“Everything I've done, I've done for you. I move the stars for no one.”
— Jareth, The Goblin King
I knew Jareth before I knew Ziggy Stardust, before I knew Major Tom or the Thin White Duke. When I first saw David Bowie, he was starring in "Labyrinth" as the king of goblins, his hair a too-blond waterfall, his eyes accented by two silvered wings sprouting from his eyelashes, a puffy white shirt flowing out of various leathers, first a jacket and then a vest. The king himself was as odd as his wardrobe, which today would be almost comical in how startling it was. This is the Bowie that I first knew as a hero, someone who led me through the dark kingdom of an outsider’s youth and promised something brighter on the other side. I was an '80s baby navigating the '90s, not good enough at the right kind of Midwestern weird. I was still looking for another world to escape into. "Labyrinth" has always been as much a movie about being found as it is about being lost.

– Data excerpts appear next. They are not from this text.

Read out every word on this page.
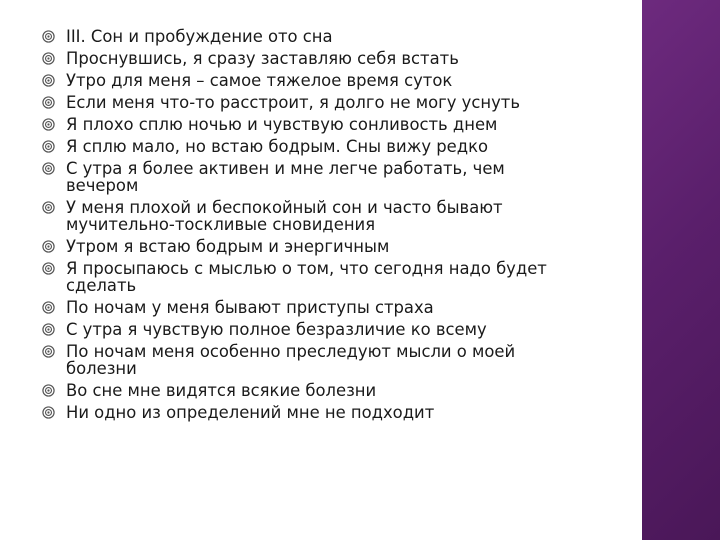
III. Сон и пробуждение ото сна
Проснувшись, я сразу заставляю себя встать
Утро для меня – самое тяжелое время суток
Если меня что-то расстроит, я долго не могу уснуть
Я плохо сплю ночью и чувствую сонливость днем
Я сплю мало, но встаю бодрым. Сны вижу редко
С утра я более активен и мне легче работать, чем вечером
У меня плохой и беспокойный сон и часто бывают мучительно-тоскливые сновидения
Утром я встаю бодрым и энергичным
Я просыпаюсь с мыслью о том, что сегодня надо будет сделать
По ночам у меня бывают приступы страха
С утра я чувствую полное безразличие ко всему
По ночам меня особенно преследуют мысли о моей болезни
Во сне мне видятся всякие болезни
Ни одно из определений мне не подходит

It has become clichéd to love a thing that wasn’t loved when it first met the world. "Labyrinth" was a box office failure and a source of critical bewilderment. Even with my love for it, I understand how this happened. It is Jim Henson at his most wildly ambitious, bypassing the more cuddly and happy Muppets and instead providing a cast of creatures who, at the very least, could inhabit a nightmare or two--it is a children’s movie that revolves around a baby in peril.

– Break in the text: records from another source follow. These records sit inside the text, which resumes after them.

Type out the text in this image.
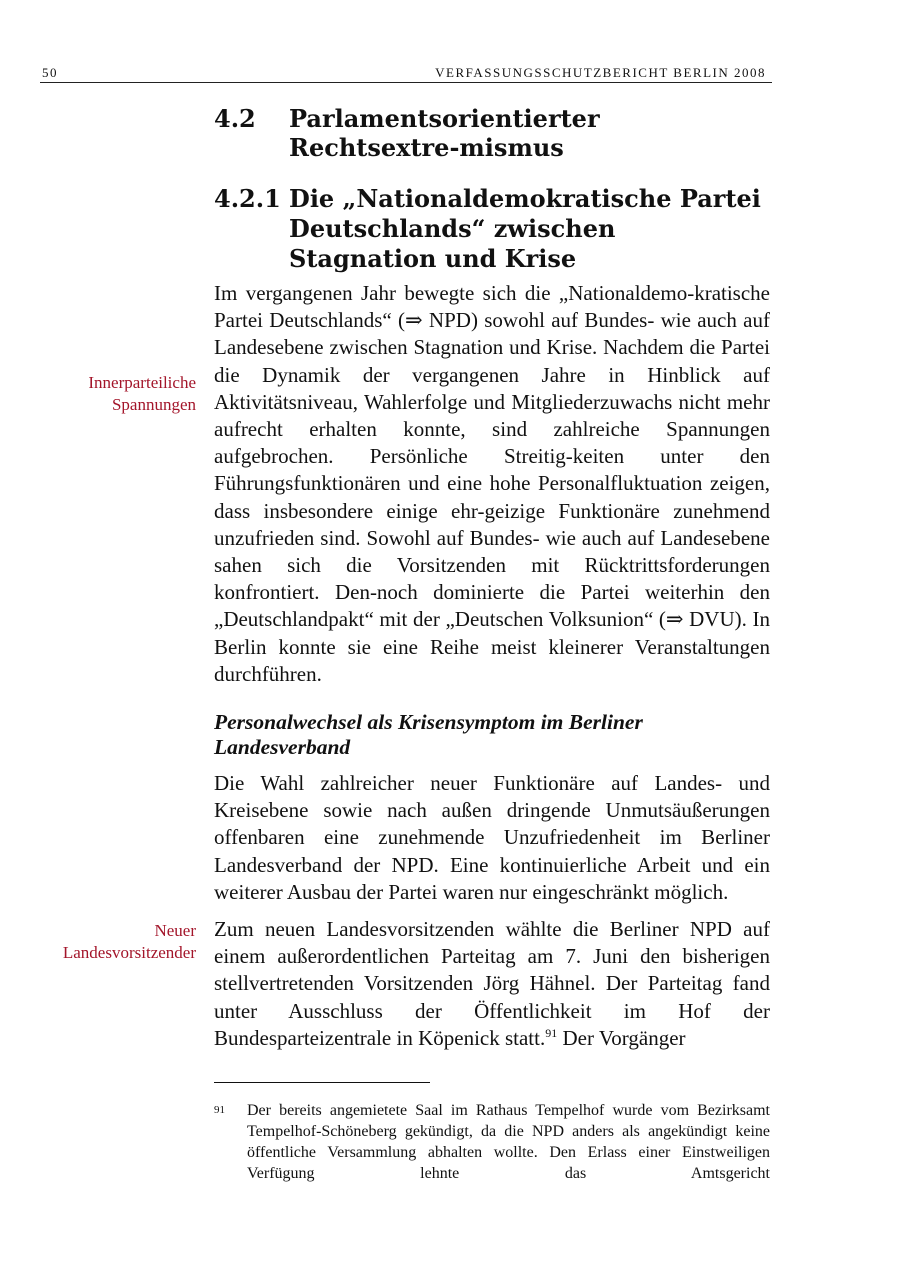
50	VERFASSUNGSSCHUTZBERICHT BERLIN 2008
Innerparteiliche Spannungen
Neuer Landesvorsitzender
4.2 Parlamentsorientierter Rechtsextre-mismus
4.2.1 Die „Nationaldemokratische Partei Deutschlands“ zwischen Stagnation und Krise

Im vergangenen Jahr bewegte sich die „Nationaldemo-kratische Partei Deutschlands“ (⇒ NPD) sowohl auf Bundes- wie auch auf Landesebene zwischen Stagnation und Krise. Nachdem die Partei die Dynamik der vergangenen Jahre in Hinblick auf Aktivitätsniveau, Wahlerfolge und Mitgliederzuwachs nicht mehr aufrecht erhalten konnte, sind zahlreiche Spannungen aufgebrochen. Persönliche Streitig-keiten unter den Führungsfunktionären und eine hohe Personalfluktuation zeigen, dass insbesondere einige ehr-geizige Funktionäre zunehmend unzufrieden sind. Sowohl auf Bundes- wie auch auf Landesebene sahen sich die Vorsitzenden mit Rücktrittsforderungen konfrontiert. Den-noch dominierte die Partei weiterhin den „Deutschlandpakt“ mit der „Deutschen Volksunion“ (⇒ DVU). In Berlin konnte sie eine Reihe meist kleinerer Veranstaltungen durchführen.

Personalwechsel als Krisensymptom im Berliner Landesverband

Die Wahl zahlreicher neuer Funktionäre auf Landes- und Kreisebene sowie nach außen dringende Unmutsäußerungen offenbaren eine zunehmende Unzufriedenheit im Berliner Landesverband der NPD. Eine kontinuierliche Arbeit und ein weiterer Ausbau der Partei waren nur eingeschränkt möglich.

Zum neuen Landesvorsitzenden wählte die Berliner NPD auf einem außerordentlichen Parteitag am 7. Juni den bisherigen stellvertretenden Vorsitzenden Jörg Hähnel. Der Parteitag fand unter Ausschluss der Öffentlichkeit im Hof der Bundesparteizentrale in Köpenick statt.$^{91}$ Der Vorgänger

91 Der bereits angemietete Saal im Rathaus Tempelhof wurde vom Bezirksamt Tempelhof-Schöneberg gekündigt, da die NPD anders als angekündigt keine öffentliche Versammlung abhalten wollte. Den Erlass einer Einstweiligen Verfügung lehnte das Amtsgericht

It was a world for some of us, though. A world unlike the one in which we existed, where we were the victims of punch lines and punches. A world much like the "Labyrinth" itself, where we could become lost, or free, for a while. I was a new and better self each time I watched the film, each time understanding Bowie’s Jareth that much more. He’s not a villain in the traditional sense. He longs for a different life -- this beautiful king with overwhelming power, drowning in angst and wanting to be loved. It forced me to wonder if my significantly cooler classmates worried about whether the adoration they basked in was genuine. As I grew older and became more athletic, owned better clothes, and learned to hold a conversation for more than 10 sweaty seconds at a time, I realized that the answer was yes. Jareth represented a lot of things, perhaps the greatest being anxiety over whether we will ever be truly loved.. Even as he slides across the screen in skintight pants before launching into the iconic “Magic Dance” number, Jareth never stops using his power over the goblins to make himself feel like a true king. He wanted to be feared, respected, but mostly adored.
Admittedly, I haven’t watched "Labyrinth" in years. I like to tell myself that I have never stopped needing it, even though I'm now a 30-year-old with more love than I deserve. I like to tell myself that my connection to "Labyrinth" wasn’t only about the brilliant costumes or the sweet sips of music that stuck on my lips long after each viewing. It was about the enduring permission to be strange, to still want to be loved and valued despite that strangeness, and to unashamedly revel in both of those things at the same time. It's a reminder that we all still need, even years after leaving adolescence. "Labyrinth" was the funhouse mirror that I could never tear myself from, the film that bent my reflection until I found one that fit.